La polémica y división por el tema de los inmigrantes entre los republicanos que simpatizan con la aspiración presidencial del gobernador de Texas, Rick Perry, y de los del ala más dura de ese partido, los del Tea Party, no es ajena para nadie y menos para los creadores del show South Park.
Mañana por la noche se transmitirá el episodio llamado “The Last of the Meheecans”, en el que lo que empieza como un inocente juego entre los niños que protagonizan la serie se convierte en un asunto grave cuando Cartman se une a la Patrulla Fronteriza de Estados Unidos. No es extraño que Cartman, personaje que es conocido por su comportamiento racista, resulte ser realmente bueno para detener los mexicanos que, liderados por Butters, tratan de cruzar a EU por Texas.
En el debate presidencial del Partido Republicano la noche del lunes pasado en Tampa, el gobernador de Texas, Rick Perry, había navegado muy bien aguas turbulentas hasta que se tocó el asunto de la inmigración. Perry describió como poco realista la idea de un muro a lo largo de toda la frontera con México, criticó la estricta ley de Arizona y defendió una ley de 2001 –conocida como Dream Act de Texas– que permite a los inmigrantes ilegales pagar la matrícula estatal en universidades del estado si han vivido en Texas durante tres años.

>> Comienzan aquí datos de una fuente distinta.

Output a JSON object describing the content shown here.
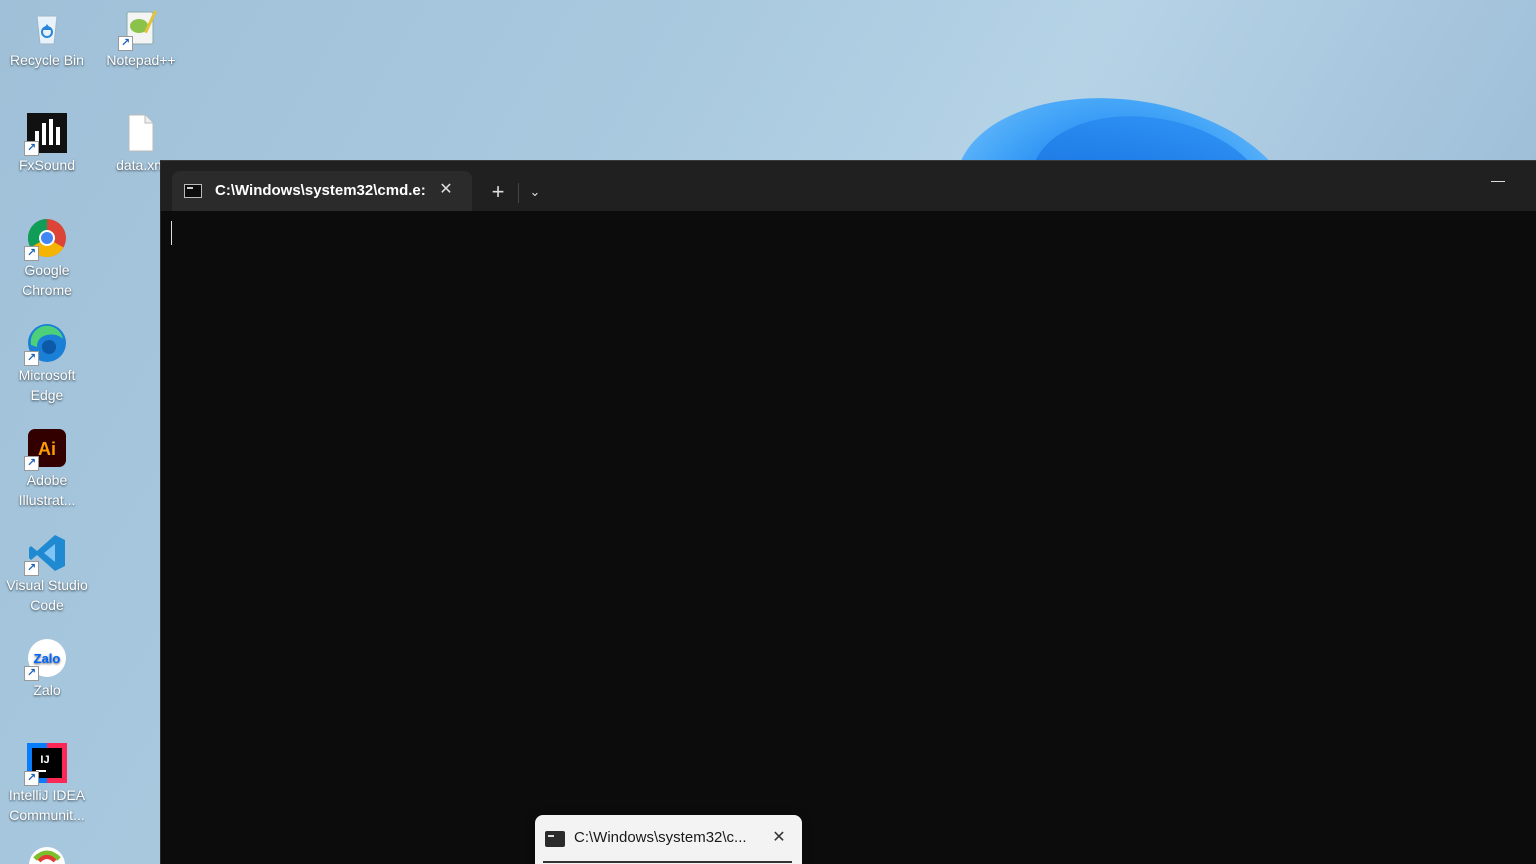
{
  "desktop": {
    "icons": [
      {
        "label": "Recycle Bin"
      },
      {
        "label": "Notepad++"
      },
      {
        "label": "FxSound"
      },
      {
        "label": "data.xm"
      },
      {
        "label": "Google Chrome"
      },
      {
        "label": "Microsoft Edge"
      },
      {
        "label": "Adobe Illustrat..."
      },
      {
        "label": "Visual Studio Code"
      },
      {
        "label": "Zalo"
      },
      {
        "label": "IntelliJ IDEA Communit..."
      }
    ]
  },
  "terminal": {
    "tab_title": "C:\\Windows\\system32\\cmd.e:",
    "tab_close_glyph": "✕",
    "new_tab_glyph": "+",
    "dropdown_glyph": "⌄"
  },
  "taskbar_preview": {
    "title": "C:\\Windows\\system32\\c...",
    "close_glyph": "✕"
  },
  "colors": {
    "terminal_bg": "#0c0c0c",
    "titlebar_bg": "#202020",
    "tab_bg": "#2b2b2b",
    "accent": "#1d84ef"
  }
}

Esto le mereció continuos abucheos por parte de los simpatizantes del Tea Party, quienes están en contra de cualquier beneficio en pro de los inmigrantes. La reacción de sus competidores más radicales fue tan negativa que en la prensa estadounidense se especula que Perry puede estar ya despidiéndose de la candidatura republicana a la Presidencia de EU en 2021.